Crown Prince Frederik and Crown Princess Mary of Denmark visit soldiers recovering from combat wounds as they receive physical therapy at the Walter Reed Army Medical Center in Washington, Friday, June 4, 2010. At right is Staff Sgt. Shane Baldwin from Hope, Ark., who was severely wounded by an IED in Afghanistan. AP Photo/J. Scott Applewhite

The year 2010 is shaping up to be the worst year, by far, for the number of wounded American troops in Afghanistan.

According to statistics compiled by the Defense Manpower Data Center, 2,000 American soldiers were wounded in action in Afghanistan from January 1 to July 3 this year. That's almost as many as the 2,139 troops injured in all of 2009.

That's also more than four times as many as the 485 wounded in the first six months of 2009.

The Defense Manpower Data Center serves under the Office of the Secretary of Defense to gather personnel, manpower, financial, and other data for the Department of Defense.

And 2010 will also likely become the deadliest for Operation Enduring Freedom - 174 service members have been killed in action so far this year, compared to 272 all of last year.

June was the deadliest month (60) since the overthrow of the Taliban, and it also saw the highest number of wounded (517).

The number of American soldiers killed in Afghanistan since invasion began on October 7, 2001, has now reached 1,142, the number of wounded 6,773.

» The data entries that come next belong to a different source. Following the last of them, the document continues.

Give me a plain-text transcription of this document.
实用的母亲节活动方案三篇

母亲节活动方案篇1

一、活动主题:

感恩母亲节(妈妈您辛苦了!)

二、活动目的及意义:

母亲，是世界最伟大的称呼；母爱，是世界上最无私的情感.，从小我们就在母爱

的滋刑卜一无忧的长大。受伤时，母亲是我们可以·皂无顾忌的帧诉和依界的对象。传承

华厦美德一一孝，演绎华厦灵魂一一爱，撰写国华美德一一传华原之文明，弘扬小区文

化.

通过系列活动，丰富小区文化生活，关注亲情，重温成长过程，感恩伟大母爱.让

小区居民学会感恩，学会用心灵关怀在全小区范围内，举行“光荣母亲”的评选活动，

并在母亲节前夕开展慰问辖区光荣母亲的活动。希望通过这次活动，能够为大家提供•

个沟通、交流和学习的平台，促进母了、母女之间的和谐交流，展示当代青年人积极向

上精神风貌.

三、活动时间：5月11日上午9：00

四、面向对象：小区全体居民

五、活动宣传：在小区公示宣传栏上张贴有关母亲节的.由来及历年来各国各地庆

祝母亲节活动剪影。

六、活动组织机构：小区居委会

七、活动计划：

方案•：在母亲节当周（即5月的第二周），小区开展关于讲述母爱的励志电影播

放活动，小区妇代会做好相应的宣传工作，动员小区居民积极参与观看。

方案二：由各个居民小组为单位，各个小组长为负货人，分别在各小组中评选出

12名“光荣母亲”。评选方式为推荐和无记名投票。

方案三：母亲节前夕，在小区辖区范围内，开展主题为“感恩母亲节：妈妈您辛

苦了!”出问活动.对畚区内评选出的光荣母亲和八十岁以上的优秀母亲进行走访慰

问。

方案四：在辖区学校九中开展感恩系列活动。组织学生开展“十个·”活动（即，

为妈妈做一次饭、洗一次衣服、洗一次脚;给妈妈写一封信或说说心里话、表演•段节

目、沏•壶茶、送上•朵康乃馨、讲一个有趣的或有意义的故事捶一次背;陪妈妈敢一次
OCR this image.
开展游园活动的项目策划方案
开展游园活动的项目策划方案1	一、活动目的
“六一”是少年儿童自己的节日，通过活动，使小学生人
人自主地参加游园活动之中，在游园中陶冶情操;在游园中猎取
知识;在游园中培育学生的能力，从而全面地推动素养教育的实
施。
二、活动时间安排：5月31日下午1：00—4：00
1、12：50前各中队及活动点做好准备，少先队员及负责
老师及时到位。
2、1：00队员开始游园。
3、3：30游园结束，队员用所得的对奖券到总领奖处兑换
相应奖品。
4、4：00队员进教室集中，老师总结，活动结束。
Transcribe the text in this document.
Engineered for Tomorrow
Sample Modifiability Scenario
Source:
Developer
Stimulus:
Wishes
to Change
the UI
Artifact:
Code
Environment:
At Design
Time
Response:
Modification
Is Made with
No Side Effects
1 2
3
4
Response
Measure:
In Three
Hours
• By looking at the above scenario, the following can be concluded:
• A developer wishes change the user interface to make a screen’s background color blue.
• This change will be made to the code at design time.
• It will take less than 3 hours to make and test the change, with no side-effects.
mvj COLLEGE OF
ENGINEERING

With the troop surge and counterinsurgency strategy of Gen. David Patraeus (and Gen. Stanley McChrystal before him) in full swing, a corresponding surge in deaths and wounding was expected. But Petraeus is assuming control at a critical time, and there are concerns over whether Afghanistan is a salvageable war. Casualty numbers are providing an increasingly gloomy picture of Operation Enduring Freedom.